The average score for Black students, for example, now is in that below-basic category. Right? We know what they don’t know and what they can’t do. But we don’t have a lot of [test] items to help us understand what they are able to do to be able to have something that’s more actionable.

How do you get a better picture of those lowest-performing students?

Carr: Back in the mid-to-late 2000s, No Child Left Behind required that Puerto Rico take the [NAEP] assessment too, in math, but we were struggling to get them on the scale because they were so low, there weren’t enough [test] items down there at the bottom. We created back in that time period, what they call KSA items—knowledge, skill, and ability items—in which we took out the [test] item distractors that really weren’t related to math. We took those out and those items were more accessible to the students in Puerto Rico.

But you know what, it wasn’t just Puerto Rico; it was Detroit and other low-performing districts that benefited from us putting those kinds of items on the assessment. So we’re using that as a model moving forward today to better populate the bottom of the scale, because there are so many kids down there.
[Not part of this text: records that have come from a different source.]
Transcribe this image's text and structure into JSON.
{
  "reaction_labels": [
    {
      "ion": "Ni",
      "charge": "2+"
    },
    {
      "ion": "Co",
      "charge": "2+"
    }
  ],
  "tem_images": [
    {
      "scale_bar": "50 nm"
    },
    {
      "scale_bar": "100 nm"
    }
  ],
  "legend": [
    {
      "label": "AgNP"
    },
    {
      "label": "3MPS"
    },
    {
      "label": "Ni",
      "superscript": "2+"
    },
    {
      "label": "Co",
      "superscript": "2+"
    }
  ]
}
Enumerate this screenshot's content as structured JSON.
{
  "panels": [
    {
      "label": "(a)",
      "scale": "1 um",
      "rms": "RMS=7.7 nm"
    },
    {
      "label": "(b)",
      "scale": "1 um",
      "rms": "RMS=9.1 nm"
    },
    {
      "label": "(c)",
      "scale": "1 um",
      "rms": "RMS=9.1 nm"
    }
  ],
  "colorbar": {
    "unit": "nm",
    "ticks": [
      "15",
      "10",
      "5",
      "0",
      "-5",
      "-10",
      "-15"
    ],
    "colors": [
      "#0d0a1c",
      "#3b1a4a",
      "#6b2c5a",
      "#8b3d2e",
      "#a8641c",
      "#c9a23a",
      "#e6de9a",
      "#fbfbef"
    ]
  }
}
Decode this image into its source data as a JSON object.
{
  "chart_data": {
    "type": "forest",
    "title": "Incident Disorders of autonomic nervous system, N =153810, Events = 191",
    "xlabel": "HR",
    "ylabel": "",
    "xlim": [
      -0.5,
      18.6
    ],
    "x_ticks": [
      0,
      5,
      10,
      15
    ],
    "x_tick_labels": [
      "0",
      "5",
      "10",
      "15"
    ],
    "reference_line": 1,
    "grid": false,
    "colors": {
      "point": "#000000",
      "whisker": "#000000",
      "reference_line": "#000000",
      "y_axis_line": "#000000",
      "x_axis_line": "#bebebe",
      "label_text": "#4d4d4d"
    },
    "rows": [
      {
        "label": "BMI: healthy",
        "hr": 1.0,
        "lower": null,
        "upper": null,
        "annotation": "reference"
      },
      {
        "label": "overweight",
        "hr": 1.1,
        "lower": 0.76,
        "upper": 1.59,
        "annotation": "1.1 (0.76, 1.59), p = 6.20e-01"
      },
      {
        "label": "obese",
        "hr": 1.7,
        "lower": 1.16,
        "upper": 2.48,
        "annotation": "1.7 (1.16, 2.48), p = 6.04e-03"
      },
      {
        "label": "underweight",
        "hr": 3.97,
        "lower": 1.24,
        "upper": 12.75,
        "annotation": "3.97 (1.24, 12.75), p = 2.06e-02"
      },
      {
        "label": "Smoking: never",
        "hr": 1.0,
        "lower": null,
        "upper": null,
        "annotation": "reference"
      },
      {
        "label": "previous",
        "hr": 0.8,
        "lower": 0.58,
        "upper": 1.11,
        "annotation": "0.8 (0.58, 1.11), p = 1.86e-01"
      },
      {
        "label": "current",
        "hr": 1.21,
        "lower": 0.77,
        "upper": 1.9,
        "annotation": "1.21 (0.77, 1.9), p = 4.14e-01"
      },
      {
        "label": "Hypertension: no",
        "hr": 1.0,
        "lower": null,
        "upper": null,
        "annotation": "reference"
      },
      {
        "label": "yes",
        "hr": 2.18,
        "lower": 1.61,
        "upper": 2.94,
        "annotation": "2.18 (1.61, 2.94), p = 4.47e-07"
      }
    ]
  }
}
The pandemic was the first time in NAEP’s history that it couldn’t be administered because of the shutdowns. How has that changed NAEP?

Carr: There is a concern that if something like this happens again, would we be able to test students from wherever we are? We actually already were planning online testing, but after COVID, it was clear we needed to speed it up. So what will happen in ’24 is we’ll have all of the content on devices, but we’re transitioning to the cloud as well so the content can be streamed down and streamed up [so that students could participate in the NAEP via whatever device schools have available, rather than using tablets NAEP brings in person]. That will make us far more flexible, if something like this happens again.

We’re going to transition from our [Surface tablet] devices, to use devices that are in the schools [like] Chromebooks, which can be found in 70 percent or more of schools. We’re going to do a bridge study in which comparable samples of students will take the assessment on Chromebooks, and others will take it with Surface Pros, which is what we’re doing now, and any differences, we’ll be able to statistically remove from our trends moving forward.